An example of a pointlessly imitative scene is a hallway fight, in which Joe faces down dozens of bad guys with a hammer in hand. This is probably the best-known sequence from the 2003 Oldboy, a spectacular long take that plays like a grim parody of a beat-em-up video game. The new version isn’t quite shot-for-shot, but it goes so far as to include the same incredibly specific actions from the various players as in the original. It’s like watching amateurs redo the scene for a film school class. It doesn’t help that, while the 2003 fight is palpably vicious, the new one looks fake. Few blows look like they’re really being landed, a dissonant contrast with the over-the-top sound effects in the audio. It’s another part of the movie that I know for sure I’d still hate even if I’d gone in fresh.
Of course, the main question on the minds of fans of Oldboy is if this remake preserves the ending, whether a Hollywood production would have the guts for it. Credit where credit is due, they kept all the ugly details, and it’s sure to surprise and upset the virginal viewers. But it still pales next to the original. The big reveal and its aftermath are horridly rushed, giving the audience little time to absorb the full horror of what they see. The masterstroke of Oldboy was that it turned into something nigh-on operatic at its climax, as it revealed that what seemed to be a kickass revenge story was in fact a Greek-style tragedy.

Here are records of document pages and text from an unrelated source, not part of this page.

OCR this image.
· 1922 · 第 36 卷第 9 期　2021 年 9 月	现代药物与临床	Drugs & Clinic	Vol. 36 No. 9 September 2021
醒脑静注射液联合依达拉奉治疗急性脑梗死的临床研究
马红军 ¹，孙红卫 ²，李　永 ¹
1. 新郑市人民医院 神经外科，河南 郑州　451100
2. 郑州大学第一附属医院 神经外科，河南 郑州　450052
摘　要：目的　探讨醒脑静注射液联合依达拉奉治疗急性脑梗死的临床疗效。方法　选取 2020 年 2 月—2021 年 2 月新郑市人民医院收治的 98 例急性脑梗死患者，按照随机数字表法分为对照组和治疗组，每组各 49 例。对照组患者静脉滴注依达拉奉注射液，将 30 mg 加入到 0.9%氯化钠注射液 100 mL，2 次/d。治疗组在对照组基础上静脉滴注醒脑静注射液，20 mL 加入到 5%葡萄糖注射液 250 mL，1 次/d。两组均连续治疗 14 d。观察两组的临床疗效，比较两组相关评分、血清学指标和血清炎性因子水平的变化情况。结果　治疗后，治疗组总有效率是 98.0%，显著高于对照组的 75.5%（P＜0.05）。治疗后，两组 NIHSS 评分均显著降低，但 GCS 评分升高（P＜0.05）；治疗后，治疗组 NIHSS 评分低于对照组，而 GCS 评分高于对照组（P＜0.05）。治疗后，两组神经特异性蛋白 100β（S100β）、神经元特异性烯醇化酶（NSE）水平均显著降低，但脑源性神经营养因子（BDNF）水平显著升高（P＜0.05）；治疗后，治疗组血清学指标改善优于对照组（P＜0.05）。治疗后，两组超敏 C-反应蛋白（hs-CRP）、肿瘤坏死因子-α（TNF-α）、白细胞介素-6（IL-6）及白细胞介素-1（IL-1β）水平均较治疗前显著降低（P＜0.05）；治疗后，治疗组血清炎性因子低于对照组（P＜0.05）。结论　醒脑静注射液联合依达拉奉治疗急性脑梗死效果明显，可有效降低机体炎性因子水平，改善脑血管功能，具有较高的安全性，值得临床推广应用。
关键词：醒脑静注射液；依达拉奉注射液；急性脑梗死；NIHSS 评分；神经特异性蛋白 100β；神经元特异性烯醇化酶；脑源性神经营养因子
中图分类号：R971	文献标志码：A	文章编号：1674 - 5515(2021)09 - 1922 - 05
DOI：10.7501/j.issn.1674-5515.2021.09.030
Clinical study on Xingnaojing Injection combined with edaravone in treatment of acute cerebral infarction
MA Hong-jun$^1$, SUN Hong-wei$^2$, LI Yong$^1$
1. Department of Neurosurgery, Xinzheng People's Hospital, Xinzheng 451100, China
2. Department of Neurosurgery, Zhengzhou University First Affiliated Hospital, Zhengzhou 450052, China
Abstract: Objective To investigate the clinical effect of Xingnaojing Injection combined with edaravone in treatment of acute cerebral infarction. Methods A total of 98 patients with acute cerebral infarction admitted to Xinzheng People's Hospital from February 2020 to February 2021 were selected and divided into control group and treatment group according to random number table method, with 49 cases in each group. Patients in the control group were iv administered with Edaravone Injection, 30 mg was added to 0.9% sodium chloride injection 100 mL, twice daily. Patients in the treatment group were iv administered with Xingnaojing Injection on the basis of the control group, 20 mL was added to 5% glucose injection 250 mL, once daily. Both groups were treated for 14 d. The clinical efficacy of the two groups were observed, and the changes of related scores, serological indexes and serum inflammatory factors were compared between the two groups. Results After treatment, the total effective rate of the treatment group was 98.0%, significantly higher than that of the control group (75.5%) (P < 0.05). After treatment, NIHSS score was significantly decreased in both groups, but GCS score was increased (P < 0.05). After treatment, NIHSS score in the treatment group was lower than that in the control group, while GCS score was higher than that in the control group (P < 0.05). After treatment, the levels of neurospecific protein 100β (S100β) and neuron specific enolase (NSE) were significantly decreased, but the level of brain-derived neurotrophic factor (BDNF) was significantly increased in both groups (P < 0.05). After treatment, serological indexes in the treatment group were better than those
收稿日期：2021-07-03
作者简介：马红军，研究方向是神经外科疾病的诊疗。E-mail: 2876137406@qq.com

I still feel like this film had a chance to be good. But starting with a shiftless script that did little more than copy and paste the original and make a few cultural translations, no one in this movie brought any vitality to the table. Spike Lee’s energy is all but absent. Apparently one of his trademark dolly shots was in the movie, but I can’t remember what it was. The film was shot in New Orleans, but I didn’t know that until reading about it afterwards, so void was any local flavor. The new Oldboy is a nothing film, sloppy when taken on its own and abhorrent when compared to its predecessor.
Grade: D
*Incidentally, the filmmakers trotted out the worn assurance that they were “going back to the source” with this new film, making a new adaptation of the comic. But, as in every previous instance where we’ve heard someone say this, they really just remade the first movie adaptation. Their intentions aren’t even up for debate – the credits list the screenplay as based on the 2003 film, not the comic.
2 thoughts on “Spike Lee’s ‘Oldboy’ Remake Disappoints”
I only skimmed the review, and the grade, because I do plan on going into this as fresh as possible. Of course, even though I love Spike Lee, I’m still biased against this because of my love for the original. To be honest though, I haven’t expected much from the theatrical version ever since I heard Josh Brolin himself react rather indifferently towards it. He also mentioned there is a much longer director’s cut that he likes far better. I may just wait for that one whenever it hits DVD/Blu-Ray.
The cut released in theatres makes more sense as distributed. Like Steven Soderbergh’s The Limey, Oldboy is centered on a very angry man looking for answers to his questions. A sense of immediacy, of urgency is lost over 180 minutes. Chan-wook Park’s cut is only twenty minutes longer without any studio interference.